A common type of operations that usually cannot be defined in the relational algebra is the recursive closure. This operation is used exclusively in recursive relationships.

This relationship is described by a foreign key that relates each tuple in a table similar to another tuple in a related table. An example of a recursive operation is to retrieve all the employees of another employee and at all levels, ie all employees and the ones ‘directly supervised by that employee, and’ ‘directly supervised by e’, all employees and ‘ ” directly supervised by him’, and so on.

Although it is simple to specify, in the relational algebra, all supervised employees by a specific level, it is difficult to specify all supervised employees at all levels.

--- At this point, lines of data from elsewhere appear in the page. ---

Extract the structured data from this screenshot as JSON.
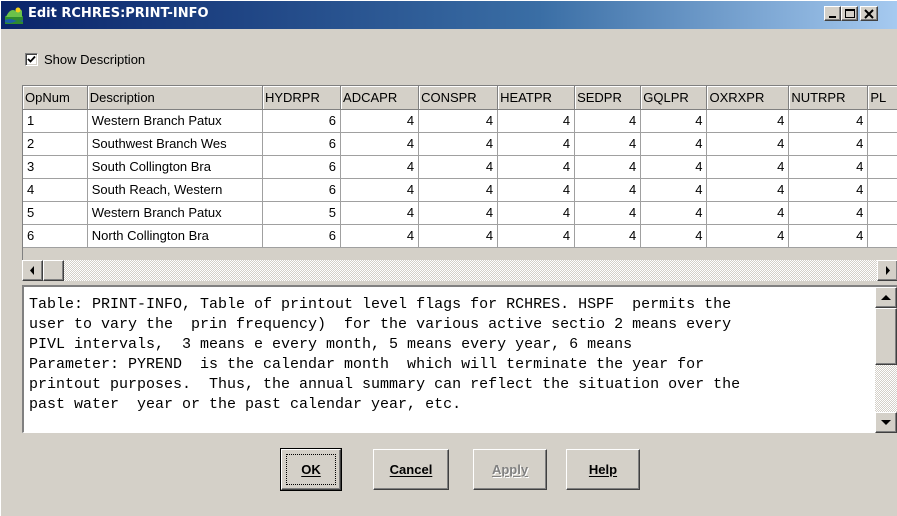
{
  "window": {
    "title": "Edit RCHRES:PRINT-INFO",
    "minimize_glyph": "minimize-icon",
    "maximize_glyph": "maximize-icon",
    "close_glyph": "close-icon"
  },
  "show_description": {
    "label": "Show Description",
    "checked": true
  },
  "grid": {
    "columns": [
      "OpNum",
      "Description",
      "HYDRPR",
      "ADCAPR",
      "CONSPR",
      "HEATPR",
      "SEDPR",
      "GQLPR",
      "OXRXPR",
      "NUTRPR",
      "PL"
    ],
    "rows": [
      [
        "1",
        "Western Branch Patux",
        "6",
        "4",
        "4",
        "4",
        "4",
        "4",
        "4",
        "4",
        ""
      ],
      [
        "2",
        "Southwest Branch Wes",
        "6",
        "4",
        "4",
        "4",
        "4",
        "4",
        "4",
        "4",
        ""
      ],
      [
        "3",
        "South Collington Bra",
        "6",
        "4",
        "4",
        "4",
        "4",
        "4",
        "4",
        "4",
        ""
      ],
      [
        "4",
        "South Reach, Western",
        "6",
        "4",
        "4",
        "4",
        "4",
        "4",
        "4",
        "4",
        ""
      ],
      [
        "5",
        "Western Branch Patux",
        "5",
        "4",
        "4",
        "4",
        "4",
        "4",
        "4",
        "4",
        ""
      ],
      [
        "6",
        "North Collington Bra",
        "6",
        "4",
        "4",
        "4",
        "4",
        "4",
        "4",
        "4",
        ""
      ]
    ]
  },
  "description": {
    "lines": [
      "Table: PRINT-INFO, Table of printout level flags for RCHRES. HSPF  permits the",
      "user to vary the  prin frequency)  for the various active sectio 2 means every",
      "PIVL intervals,  3 means e every month, 5 means every year, 6 means",
      "Parameter: PYREND  is the calendar month  which will terminate the year for",
      "printout purposes.  Thus, the annual summary can reflect the situation over the",
      "past water  year or the past calendar year, etc."
    ]
  },
  "buttons": {
    "ok": "OK",
    "cancel": "Cancel",
    "apply": "Apply",
    "help": "Help"
  }
}
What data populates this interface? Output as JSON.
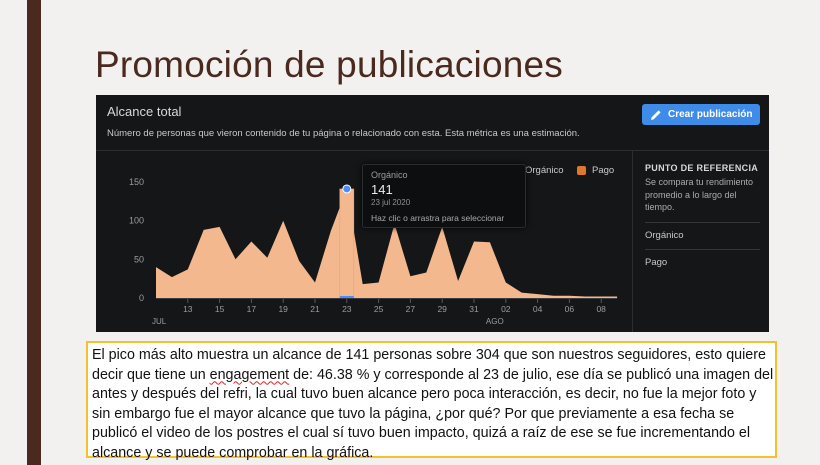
{
  "slide": {
    "title": "Promoción de publicaciones"
  },
  "panel": {
    "title": "Alcance total",
    "subtitle": "Número de personas que vieron contenido de tu página o relacionado con esta. Esta métrica es una estimación.",
    "create_button": "Crear publicación",
    "create_icon": "pencil-icon",
    "legend": [
      {
        "label": "Orgánico",
        "color": "#f3b88d"
      },
      {
        "label": "Pago",
        "color": "#e0772a"
      }
    ],
    "reference": {
      "title": "PUNTO DE REFERENCIA",
      "description": "Se compara tu rendimiento promedio a lo largo del tiempo.",
      "items": [
        "Orgánico",
        "Pago"
      ]
    },
    "tooltip": {
      "label": "Orgánico",
      "value": "141",
      "date": "23 jul 2020",
      "hint": "Haz clic o arrastra para seleccionar"
    }
  },
  "chart_data": {
    "type": "area",
    "series": [
      {
        "name": "Orgánico",
        "values": [
          40,
          27,
          37,
          88,
          92,
          50,
          73,
          52,
          100,
          48,
          20,
          87,
          141,
          18,
          20,
          96,
          28,
          33,
          92,
          22,
          73,
          72,
          20,
          7,
          5,
          3,
          3,
          2,
          2,
          2
        ]
      },
      {
        "name": "Pago",
        "values": [
          0,
          0,
          0,
          0,
          0,
          0,
          0,
          0,
          0,
          0,
          0,
          0,
          2,
          0,
          0,
          0,
          0,
          0,
          0,
          0,
          0,
          0,
          0,
          0,
          0,
          0,
          0,
          0,
          0,
          0
        ]
      }
    ],
    "x": [
      "11",
      "12",
      "13",
      "14",
      "15",
      "16",
      "17",
      "18",
      "19",
      "20",
      "21",
      "22",
      "23",
      "24",
      "25",
      "26",
      "27",
      "28",
      "29",
      "30",
      "31",
      "01",
      "02",
      "03",
      "04",
      "05",
      "06",
      "07",
      "08",
      "09"
    ],
    "tick_labels": [
      "13",
      "15",
      "17",
      "19",
      "21",
      "23",
      "25",
      "27",
      "29",
      "31",
      "02",
      "04",
      "06",
      "08"
    ],
    "tick_indices": [
      2,
      4,
      6,
      8,
      10,
      12,
      14,
      16,
      18,
      20,
      22,
      24,
      26,
      28
    ],
    "month_labels": [
      {
        "label": "JUL",
        "index": 0
      },
      {
        "label": "AGO",
        "index": 21
      }
    ],
    "y_ticks": [
      0,
      50,
      100,
      150
    ],
    "ylim": [
      0,
      160
    ],
    "highlight_index": 12,
    "colors": {
      "organic": "#f3b88d",
      "paid": "#e0772a",
      "highlight": "#4a8dff",
      "tick": "#9a9da1"
    }
  },
  "caption": {
    "text_before": "El pico más alto muestra un alcance de 141 personas sobre 304 que son nuestros seguidores, esto quiere decir que tiene un ",
    "underlined": "engagement",
    "text_after": " de: 46.38 % y corresponde al 23 de julio, ese día se publicó una imagen del antes y después del refri, la cual tuvo buen alcance pero poca interacción, es decir, no fue la mejor foto y sin embargo fue el mayor alcance que tuvo la página, ¿por qué? Por que previamente a esa fecha se publicó el video de los postres el cual sí tuvo buen impacto, quizá a raíz de ese se fue incrementando el alcance y se puede comprobar en la gráfica."
  }
}
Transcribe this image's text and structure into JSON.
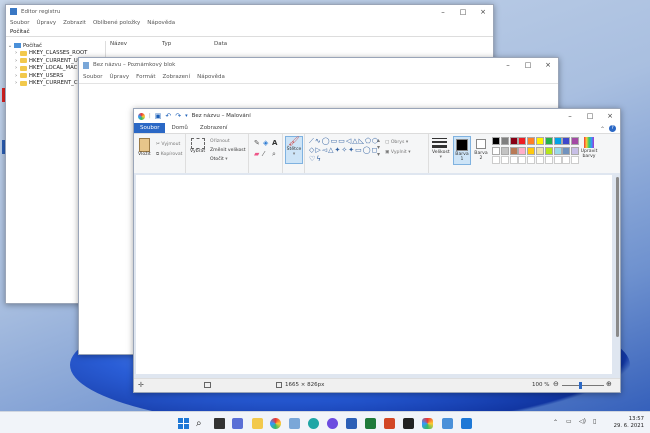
{
  "registry": {
    "title": "Editor registru",
    "menu": [
      "Soubor",
      "Úpravy",
      "Zobrazit",
      "Oblíbené položky",
      "Nápověda"
    ],
    "address": "Počítač",
    "tree": [
      "Počítač",
      "HKEY_CLASSES_ROOT",
      "HKEY_CURRENT_USER",
      "HKEY_LOCAL_MAC",
      "HKEY_USERS",
      "HKEY_CURRENT_C"
    ],
    "columns": [
      "Název",
      "Typ",
      "Data"
    ]
  },
  "notepad": {
    "title": "Bez názvu – Poznámkový blok",
    "menu": [
      "Soubor",
      "Úpravy",
      "Formát",
      "Zobrazení",
      "Nápověda"
    ]
  },
  "paint": {
    "title": "Bez názvu – Malování",
    "tabs": [
      "Soubor",
      "Domů",
      "Zobrazení"
    ],
    "clipboard": {
      "paste": "Vložit",
      "cut": "Vyjmout",
      "copy": "Kopírovat",
      "label": "Schránka"
    },
    "image": {
      "select": "Vybrat",
      "crop": "Oříznout",
      "resize": "Změnit velikost",
      "rotate": "Otočit",
      "label": "Obrázek"
    },
    "tools": {
      "label": "Nástroje"
    },
    "brushes": {
      "label": "Štětce"
    },
    "shapes": {
      "outline": "Obrys",
      "fill": "Vyplnit",
      "label": "Tvary"
    },
    "size": {
      "label": "Velikost"
    },
    "colors": {
      "color1": "Barva 1",
      "color2": "Barva 2",
      "edit": "Upravit barvy",
      "label": "Barvy",
      "palette": [
        "#000000",
        "#7f7f7f",
        "#880015",
        "#ed1c24",
        "#ff7f27",
        "#fff200",
        "#22b14c",
        "#00a2e8",
        "#3f48cc",
        "#a349a4",
        "#ffffff",
        "#c3c3c3",
        "#b97a57",
        "#ffaec9",
        "#ffc90e",
        "#efe4b0",
        "#b5e61d",
        "#99d9ea",
        "#7092be",
        "#c8bfe7"
      ]
    },
    "status": {
      "dimensions": "1665 × 826px",
      "zoom": "100 %"
    }
  },
  "taskbar": {
    "time": "13:57",
    "date": "29. 6. 2021"
  }
}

For example, to specify the codes of all employees and ‘directly supervised employees’ ⎯ ⎯ at level one by whose name is’ James Borg’, it is possible to apply the following operations:

BORG_NSS ← πNSS  (σ PNAME = ‘James’ AND SNAME = ‘Borg’ (EMPLOYEE))

SUPERVISION (SNN1, SNN2) ← πNSS, NSSSUPER (EMPLOYEE)

RESULT1 ← πSNN1 (SUPERVISION ⌧SNN2 = NSS BORG_NSS)

To retrieve all employees supervised by Borg at level two, ie all employees and ‘ employees supervised by the first employee’ and that is directly supervised by Borg, you can apply another JOIN to the result of the first query:

RESULT2 ← πSNN1 (SUPERVISION ⌧SNN2 = NSS RESULT1)

For all employees supervised at levels one and two of ‘James Borg’, you can apply the UNION operation as follows:

RESULT3 ← (RESULT1 ∪ RESULT2)

Although it is possible to recover the employees supervised at each level, you cannot specify a query such as “retrieve all employees supervised by ‘James Borg’ at all levels” if not known the maximum number of levels.

Recursive closing operations

Relational calculus

The Relational Calculus (RC) is a formal query language which, via a declarative expression, can specify a retrieval request. There is no restriction on the way to evaluate a request.

A calculation expression allows the description of the desired query without specifying the procedures for obtaining this information, that is, non-procedural. However, it should be able to formally describe the desired information with accuracy.

There are two types: Relational Calculus of Tuples (RCT) and Domain Relational Calculus (DRC), both simple first-order logical subsets.

In Relational Calculus there are variables, constants, logical operators, comparison and quantifiers. The calculation expressions are called formulas. A tuple of answers is essentially an assignment of constants to variables that take the formula to a real state.

In RCT, the variables are defined on (i.e., bound to) tuples. On the other hand, in DRC, variables are defined on the domain of the elements (ie on the field values).

All query expressions described in RC have equivalent in RA.

The relational calculus of tuples, one of the most used, is based on the specification of a number of tuple variables. Each tuple variable may have as its value any tuple of the specified ratio.

A query on RCT is specified as follows:

{Variable tuple | predicate}

The result of such a query is the set of all tuples variables for which the predicate is indicated as true.

All tuple variables discussed so far are considered free variables, since they appear not quantified. However, in addition to the default settings, (universal (∀) or existential (∃)) quantifiers may appear in formulas. In this case, the variables which follow are called variable threshold.

Finally, an expression RCT can generate a multitude of relationships. For the expression {t | NOT (R (t))} there may be a multitude of tuples that are not R, so that it is non-secure. Most of these tuples contain values ​​that are not in the database, therefore, are not desirable as a result.